Fake service dogs: The Social Effects of Faking A Disability
Fake service dogs are not new, but the massive increase in numbers and media attention is frightening. Faking service dogs is not a crime that has no victims. It is not only illegal; it is a moral and social crime. Here’s a trendy article on some real jobs service dogs do.
As someone who has ties to service dog organizations and training groups, this issue is personal to me. There might also come a day when I (or anyone else) might need a service dog, and I will need the law and community to support me as a handler. So yes, I have strong feelings about this and so should you.
I’m not going to reiterate the problems outlined in others article like this one, this article, and this article. I’m going to talk about this as a long-term social problem. Social change happens all the time, and it doesn’t always have a positive impact. The behavior of being glued to a phone 24/7 is considered normal now, whereas you didn’t see it ten years ago. Whether or not that is positive or negative is debatable. *Note: According to ADA, an emotional support animal is not classified as a service dog.
I find this idea to be shameful.
By pretending to have a fake service dog and / or faking a need for a service dog has these detrimental social effects.
- It is making a mockery of people who need service dogs. Service dogs are being used for a variety of conditions that may not have visible cues including epilepsy, mental/emotional disorders, and diabetes. I have heard of people claiming to have these conditions when defending their fake service dog status, and it isn’t funny.
It is not funny to be physically immobilized, lack your sight, or hearing ability It is also not funny to live in a state of constant alert in case you have a seizure, panic attack, or fall into a diabetic coma. You should think long and hard about what it is like to live with a disability before you even think about pretending you have one. Making a joke out of serious condition(s) is downright rude and unacceptable.

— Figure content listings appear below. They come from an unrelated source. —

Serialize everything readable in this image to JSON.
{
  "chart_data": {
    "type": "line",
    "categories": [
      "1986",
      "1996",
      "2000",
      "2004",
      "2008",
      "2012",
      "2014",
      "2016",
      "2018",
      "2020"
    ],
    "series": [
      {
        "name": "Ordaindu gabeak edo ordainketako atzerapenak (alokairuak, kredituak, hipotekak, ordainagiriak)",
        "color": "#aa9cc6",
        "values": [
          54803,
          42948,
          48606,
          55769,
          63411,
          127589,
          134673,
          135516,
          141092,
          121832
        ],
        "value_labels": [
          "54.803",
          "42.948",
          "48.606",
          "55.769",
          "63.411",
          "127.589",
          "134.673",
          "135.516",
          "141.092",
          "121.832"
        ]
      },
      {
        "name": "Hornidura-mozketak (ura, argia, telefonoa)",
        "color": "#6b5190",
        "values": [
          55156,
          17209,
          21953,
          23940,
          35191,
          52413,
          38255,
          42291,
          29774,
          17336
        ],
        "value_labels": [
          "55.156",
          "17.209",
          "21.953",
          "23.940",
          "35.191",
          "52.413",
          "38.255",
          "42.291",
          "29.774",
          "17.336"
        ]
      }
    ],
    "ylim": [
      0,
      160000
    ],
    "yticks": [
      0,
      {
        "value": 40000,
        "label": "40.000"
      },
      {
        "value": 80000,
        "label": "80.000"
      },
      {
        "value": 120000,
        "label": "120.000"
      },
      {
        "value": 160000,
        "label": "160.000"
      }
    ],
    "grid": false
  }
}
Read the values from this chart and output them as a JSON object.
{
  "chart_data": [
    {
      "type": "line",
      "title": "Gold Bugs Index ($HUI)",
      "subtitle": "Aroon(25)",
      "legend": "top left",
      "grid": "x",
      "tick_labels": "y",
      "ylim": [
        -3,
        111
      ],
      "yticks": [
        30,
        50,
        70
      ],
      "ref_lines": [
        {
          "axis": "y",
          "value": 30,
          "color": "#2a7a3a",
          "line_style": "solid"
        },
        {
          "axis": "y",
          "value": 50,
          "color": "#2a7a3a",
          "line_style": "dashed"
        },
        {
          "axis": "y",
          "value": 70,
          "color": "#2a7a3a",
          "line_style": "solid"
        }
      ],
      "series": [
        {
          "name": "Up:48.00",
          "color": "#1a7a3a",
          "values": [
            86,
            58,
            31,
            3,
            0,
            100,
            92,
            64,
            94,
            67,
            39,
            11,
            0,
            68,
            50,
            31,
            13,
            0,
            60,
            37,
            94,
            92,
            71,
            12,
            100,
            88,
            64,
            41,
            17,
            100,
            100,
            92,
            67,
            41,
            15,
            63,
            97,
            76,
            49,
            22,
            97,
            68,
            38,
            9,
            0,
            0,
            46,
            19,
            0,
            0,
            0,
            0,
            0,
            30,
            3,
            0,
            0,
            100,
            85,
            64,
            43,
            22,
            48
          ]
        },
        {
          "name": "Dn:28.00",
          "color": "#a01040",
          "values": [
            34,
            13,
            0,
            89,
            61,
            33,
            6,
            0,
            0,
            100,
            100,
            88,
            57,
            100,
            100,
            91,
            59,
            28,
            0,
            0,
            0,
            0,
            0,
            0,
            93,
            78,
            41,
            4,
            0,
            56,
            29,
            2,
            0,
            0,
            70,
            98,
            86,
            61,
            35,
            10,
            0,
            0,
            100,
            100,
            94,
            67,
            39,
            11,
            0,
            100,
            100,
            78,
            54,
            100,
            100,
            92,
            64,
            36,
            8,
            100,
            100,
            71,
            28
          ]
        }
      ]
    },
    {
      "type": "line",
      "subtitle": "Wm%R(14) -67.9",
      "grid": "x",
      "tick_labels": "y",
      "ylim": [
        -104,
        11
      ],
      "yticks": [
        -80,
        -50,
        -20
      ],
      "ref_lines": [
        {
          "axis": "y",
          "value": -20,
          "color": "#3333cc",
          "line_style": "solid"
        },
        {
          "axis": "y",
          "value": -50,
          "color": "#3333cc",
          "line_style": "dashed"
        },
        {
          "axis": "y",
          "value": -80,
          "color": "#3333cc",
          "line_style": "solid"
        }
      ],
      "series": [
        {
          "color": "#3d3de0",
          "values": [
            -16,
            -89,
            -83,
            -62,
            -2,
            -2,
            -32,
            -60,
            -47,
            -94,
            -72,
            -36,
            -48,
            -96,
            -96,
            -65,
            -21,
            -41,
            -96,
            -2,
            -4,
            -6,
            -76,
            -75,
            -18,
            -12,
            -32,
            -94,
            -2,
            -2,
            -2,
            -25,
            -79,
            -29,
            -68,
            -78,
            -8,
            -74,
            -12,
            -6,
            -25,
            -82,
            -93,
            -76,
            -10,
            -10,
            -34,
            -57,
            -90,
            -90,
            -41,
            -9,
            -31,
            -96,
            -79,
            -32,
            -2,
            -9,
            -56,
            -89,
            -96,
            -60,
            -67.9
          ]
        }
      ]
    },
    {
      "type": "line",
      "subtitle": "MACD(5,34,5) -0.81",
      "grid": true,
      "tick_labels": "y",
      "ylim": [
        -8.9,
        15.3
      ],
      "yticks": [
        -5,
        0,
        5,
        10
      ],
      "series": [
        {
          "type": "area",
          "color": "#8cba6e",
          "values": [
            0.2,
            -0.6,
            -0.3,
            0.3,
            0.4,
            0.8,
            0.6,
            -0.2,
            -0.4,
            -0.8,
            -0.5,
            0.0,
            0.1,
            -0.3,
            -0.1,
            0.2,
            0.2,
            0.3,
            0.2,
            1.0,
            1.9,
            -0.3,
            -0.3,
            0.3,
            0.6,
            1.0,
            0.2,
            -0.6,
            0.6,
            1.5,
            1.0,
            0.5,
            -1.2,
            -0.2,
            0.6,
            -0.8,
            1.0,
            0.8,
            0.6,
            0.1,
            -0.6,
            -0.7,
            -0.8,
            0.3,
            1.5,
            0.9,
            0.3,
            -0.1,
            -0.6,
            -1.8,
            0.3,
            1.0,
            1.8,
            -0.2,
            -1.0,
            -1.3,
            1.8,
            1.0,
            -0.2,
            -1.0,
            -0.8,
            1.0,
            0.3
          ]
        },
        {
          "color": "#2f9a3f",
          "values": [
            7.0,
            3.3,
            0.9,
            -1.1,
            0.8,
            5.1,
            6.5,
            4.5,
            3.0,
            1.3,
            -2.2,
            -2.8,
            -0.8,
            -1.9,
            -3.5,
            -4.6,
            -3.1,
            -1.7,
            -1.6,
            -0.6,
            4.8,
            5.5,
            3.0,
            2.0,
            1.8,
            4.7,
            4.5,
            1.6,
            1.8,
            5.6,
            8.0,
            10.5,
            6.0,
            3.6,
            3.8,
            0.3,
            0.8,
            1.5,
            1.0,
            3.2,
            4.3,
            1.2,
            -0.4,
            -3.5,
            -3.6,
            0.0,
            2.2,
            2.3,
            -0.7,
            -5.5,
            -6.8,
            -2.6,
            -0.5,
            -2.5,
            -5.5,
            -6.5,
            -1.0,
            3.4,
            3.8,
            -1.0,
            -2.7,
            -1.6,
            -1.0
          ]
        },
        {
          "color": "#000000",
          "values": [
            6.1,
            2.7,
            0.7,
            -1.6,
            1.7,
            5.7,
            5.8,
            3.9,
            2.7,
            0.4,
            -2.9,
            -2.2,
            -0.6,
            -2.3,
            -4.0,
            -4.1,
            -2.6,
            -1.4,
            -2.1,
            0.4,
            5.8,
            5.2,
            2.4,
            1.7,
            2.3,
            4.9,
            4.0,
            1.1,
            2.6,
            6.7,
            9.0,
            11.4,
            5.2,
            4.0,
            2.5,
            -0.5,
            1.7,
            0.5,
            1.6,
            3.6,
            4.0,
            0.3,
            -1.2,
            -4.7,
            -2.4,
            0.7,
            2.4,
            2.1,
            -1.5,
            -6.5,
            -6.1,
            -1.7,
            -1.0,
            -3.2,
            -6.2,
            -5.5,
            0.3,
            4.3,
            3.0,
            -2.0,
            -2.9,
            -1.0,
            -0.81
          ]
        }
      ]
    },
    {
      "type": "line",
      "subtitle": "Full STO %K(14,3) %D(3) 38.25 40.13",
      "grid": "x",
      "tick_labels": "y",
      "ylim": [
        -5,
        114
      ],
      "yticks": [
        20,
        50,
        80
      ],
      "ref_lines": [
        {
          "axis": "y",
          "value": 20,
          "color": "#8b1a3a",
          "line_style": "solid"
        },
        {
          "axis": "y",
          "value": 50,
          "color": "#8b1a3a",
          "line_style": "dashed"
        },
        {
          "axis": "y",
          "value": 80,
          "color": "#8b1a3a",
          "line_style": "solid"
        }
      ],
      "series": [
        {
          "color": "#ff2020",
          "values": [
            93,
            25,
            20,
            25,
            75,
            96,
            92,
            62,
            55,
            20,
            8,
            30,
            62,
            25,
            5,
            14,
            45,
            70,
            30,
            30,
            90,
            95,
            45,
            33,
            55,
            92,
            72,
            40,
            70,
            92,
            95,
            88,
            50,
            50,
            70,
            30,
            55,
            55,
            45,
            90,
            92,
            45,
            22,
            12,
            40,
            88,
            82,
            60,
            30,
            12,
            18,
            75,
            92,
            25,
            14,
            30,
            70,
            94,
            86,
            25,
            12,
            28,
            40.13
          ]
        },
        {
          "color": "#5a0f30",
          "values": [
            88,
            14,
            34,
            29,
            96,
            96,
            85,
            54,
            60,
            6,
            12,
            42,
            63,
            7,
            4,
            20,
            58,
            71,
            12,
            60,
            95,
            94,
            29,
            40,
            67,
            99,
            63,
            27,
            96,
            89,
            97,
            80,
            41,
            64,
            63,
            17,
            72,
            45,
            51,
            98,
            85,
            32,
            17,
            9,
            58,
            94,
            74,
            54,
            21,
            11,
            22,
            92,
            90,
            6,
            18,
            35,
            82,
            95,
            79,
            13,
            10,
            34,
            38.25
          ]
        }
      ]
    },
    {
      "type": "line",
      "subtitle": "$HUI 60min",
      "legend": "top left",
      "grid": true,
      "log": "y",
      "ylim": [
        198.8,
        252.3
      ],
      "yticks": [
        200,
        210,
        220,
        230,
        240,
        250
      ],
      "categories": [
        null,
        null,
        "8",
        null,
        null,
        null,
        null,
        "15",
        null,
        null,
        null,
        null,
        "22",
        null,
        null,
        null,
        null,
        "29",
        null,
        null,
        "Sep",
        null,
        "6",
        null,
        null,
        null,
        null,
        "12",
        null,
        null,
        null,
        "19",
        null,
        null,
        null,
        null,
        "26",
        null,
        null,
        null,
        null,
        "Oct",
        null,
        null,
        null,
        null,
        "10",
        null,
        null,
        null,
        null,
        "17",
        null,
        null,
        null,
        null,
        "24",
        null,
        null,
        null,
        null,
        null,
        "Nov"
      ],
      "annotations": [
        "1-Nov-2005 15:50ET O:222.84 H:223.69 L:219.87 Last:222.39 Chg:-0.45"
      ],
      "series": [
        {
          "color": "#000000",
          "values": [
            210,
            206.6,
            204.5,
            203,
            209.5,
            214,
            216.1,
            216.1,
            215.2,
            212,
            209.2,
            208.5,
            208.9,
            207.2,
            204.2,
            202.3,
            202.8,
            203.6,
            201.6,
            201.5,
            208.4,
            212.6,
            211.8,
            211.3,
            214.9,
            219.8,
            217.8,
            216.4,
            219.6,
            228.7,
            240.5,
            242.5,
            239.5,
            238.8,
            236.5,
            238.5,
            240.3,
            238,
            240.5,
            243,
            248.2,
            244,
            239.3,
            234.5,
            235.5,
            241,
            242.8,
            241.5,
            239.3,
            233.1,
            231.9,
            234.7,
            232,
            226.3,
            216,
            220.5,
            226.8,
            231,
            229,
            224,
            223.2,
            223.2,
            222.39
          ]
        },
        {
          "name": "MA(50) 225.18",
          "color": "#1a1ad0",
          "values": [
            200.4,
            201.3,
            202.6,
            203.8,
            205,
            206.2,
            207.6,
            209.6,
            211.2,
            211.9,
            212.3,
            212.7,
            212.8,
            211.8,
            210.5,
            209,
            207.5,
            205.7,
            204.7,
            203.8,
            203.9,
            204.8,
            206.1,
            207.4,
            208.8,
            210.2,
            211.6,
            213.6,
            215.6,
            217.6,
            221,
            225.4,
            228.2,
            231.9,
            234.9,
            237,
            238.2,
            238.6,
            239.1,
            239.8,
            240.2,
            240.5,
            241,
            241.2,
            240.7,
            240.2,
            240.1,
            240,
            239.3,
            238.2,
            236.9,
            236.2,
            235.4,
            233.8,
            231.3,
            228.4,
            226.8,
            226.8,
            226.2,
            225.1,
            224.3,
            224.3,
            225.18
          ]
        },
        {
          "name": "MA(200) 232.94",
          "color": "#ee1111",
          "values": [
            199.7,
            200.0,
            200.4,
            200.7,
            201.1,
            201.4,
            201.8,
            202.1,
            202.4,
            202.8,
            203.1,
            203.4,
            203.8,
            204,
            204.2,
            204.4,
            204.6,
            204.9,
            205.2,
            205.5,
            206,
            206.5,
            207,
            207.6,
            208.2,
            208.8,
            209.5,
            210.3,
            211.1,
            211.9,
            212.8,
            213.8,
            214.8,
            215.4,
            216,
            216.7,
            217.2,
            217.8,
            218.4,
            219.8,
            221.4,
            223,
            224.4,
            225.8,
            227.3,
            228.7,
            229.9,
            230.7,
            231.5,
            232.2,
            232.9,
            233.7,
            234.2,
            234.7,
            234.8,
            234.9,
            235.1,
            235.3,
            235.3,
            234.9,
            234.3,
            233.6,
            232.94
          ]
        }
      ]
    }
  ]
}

This is my beloved late trainer, Dick Shumer, and his service dog, Buddy. Buddy is a Newfoundland.
- Faking service dogs is dangerous. Literally. In most cases of alleged fake service dogs I’ve consulted on, the dogs are downright dangerous. These are dogs who are ill-behaved, aggressive, and uncontrollable. Leave aggressive dogs at home. An ill-behaved dog only gives all dog in public a bad rap; it can also be a dangerous public nuisance. Yes, I do believe in Keep Austin Dog Friendly, by training dogs to behave in public. If your dog isn’t a good canine citizen, then it can stay home.
- As if having to manage daily life with a condition isn’t enough,service dog and handler teams will experience increased scrutiny or biased attitudes and behaviors. Even when it is obvious why someone is using a service dog, these people still encounter the unwelcoming looks, eyerolls, snide comments, and snickers.No one deserves to be treated like a second class citizen.
Service dogs and their handlers should be treated with respect. Making it difficult to distinguish a real service dog from a fake service dog only creates a cloud of suspicion on top of the social biases that already exist. Don’t make it harder for people with service dogs by making people leery of dogs wearing a vest. Here’s an post I wrote on how restaurants can provide better service to service dog and handler teams.
This is a photo of my late trainer, Dick with Chase and Buddy, his service dog. During water rescue training, Dick would throw his cane overboard. Buddy would jump into the water, retrieve the cane to the boat, tow the boat into shore, and help Dick get out of the boat. They were an amazing team to watch.
I don’t have the right answer for what to do if you encounter someone with a fake service dog. I’m just here to tell you that it is not acceptable to try to pass your pet off as a service dog. It is illegal, rude, and behavior that has long-lasting detrimental social effects on others. Let’s maintain a culture where faking a service dog is socially unacceptable.
This dog was rescued from an unsafe environment in Summer of 2013. Elsie is currently training to be a service dog in Oklahoma City.